Bottom line.  Change your passwords at least every 90 days.  I'd let my password for PayPal remain the same since I joined ... oh so many years ago.  Plus, my email password was the same as the day I set it up back in the early 90s.

I always assumed I didn't have anything anyone would want and jokingly would say "I ain't got nothing and they're welcome to it."  Well, somebody obviously took me up on my offer and took it.

Today I went to the bank, bright and early, to start the process there.  Not much to do but hang in there.  Came home and spent a lot of time going through my files to see what passwords I should change.  At first my thought was "just the important ones" but then realized, even the lesser ones have stuff to sell and whoever had my password, could use it to purchase something.  So I'm changing passwords where I can remember them.

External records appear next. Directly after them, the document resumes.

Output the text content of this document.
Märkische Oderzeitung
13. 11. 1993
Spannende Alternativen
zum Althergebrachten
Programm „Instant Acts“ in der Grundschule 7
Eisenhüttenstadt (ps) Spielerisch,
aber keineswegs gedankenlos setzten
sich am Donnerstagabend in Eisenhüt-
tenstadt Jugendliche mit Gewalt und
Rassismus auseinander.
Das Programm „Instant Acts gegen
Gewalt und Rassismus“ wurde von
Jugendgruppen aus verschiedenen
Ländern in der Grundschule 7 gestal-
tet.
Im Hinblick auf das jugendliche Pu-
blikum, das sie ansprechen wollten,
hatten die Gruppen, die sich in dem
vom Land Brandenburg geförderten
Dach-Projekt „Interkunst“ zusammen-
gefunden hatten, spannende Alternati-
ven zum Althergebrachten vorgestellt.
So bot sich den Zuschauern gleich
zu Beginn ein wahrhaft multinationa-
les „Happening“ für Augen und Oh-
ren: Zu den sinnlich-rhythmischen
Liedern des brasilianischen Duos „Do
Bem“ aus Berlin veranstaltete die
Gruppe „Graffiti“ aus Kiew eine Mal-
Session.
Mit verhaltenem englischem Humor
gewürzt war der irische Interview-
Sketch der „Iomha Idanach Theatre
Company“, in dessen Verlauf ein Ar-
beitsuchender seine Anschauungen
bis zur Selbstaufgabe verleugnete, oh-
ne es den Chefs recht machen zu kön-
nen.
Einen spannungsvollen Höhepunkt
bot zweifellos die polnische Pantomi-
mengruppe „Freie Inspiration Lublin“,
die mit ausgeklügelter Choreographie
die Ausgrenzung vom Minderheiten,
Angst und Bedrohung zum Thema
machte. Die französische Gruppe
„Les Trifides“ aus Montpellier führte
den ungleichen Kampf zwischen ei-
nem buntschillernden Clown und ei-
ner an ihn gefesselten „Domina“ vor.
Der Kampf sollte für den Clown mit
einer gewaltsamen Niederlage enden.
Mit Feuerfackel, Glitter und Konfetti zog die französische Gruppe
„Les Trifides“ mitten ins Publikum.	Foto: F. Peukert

That's the horror about passwords.  You're not suppose to use the same password for every place.  Really? I go to 73 locations -- I need 73 different passwords and remember who has which one?

Obviously somebody got into my computer and retrieved my passwords.  I have now removed my passwords, changed them, and no longer let my computer save the passwords for me.  HACKERS!!

I may just have to be more discreet on which sites I sign up for and need a password to access.

The above is just a word to the wise...

Until next I ramble on...

1 comment:

  1. What a nightmare for you! My friend, the financial planner advised me to use a program that generates secure passwords and there is a program for storing them. Good advice. As for Life Lock, What happens if someone hacks them?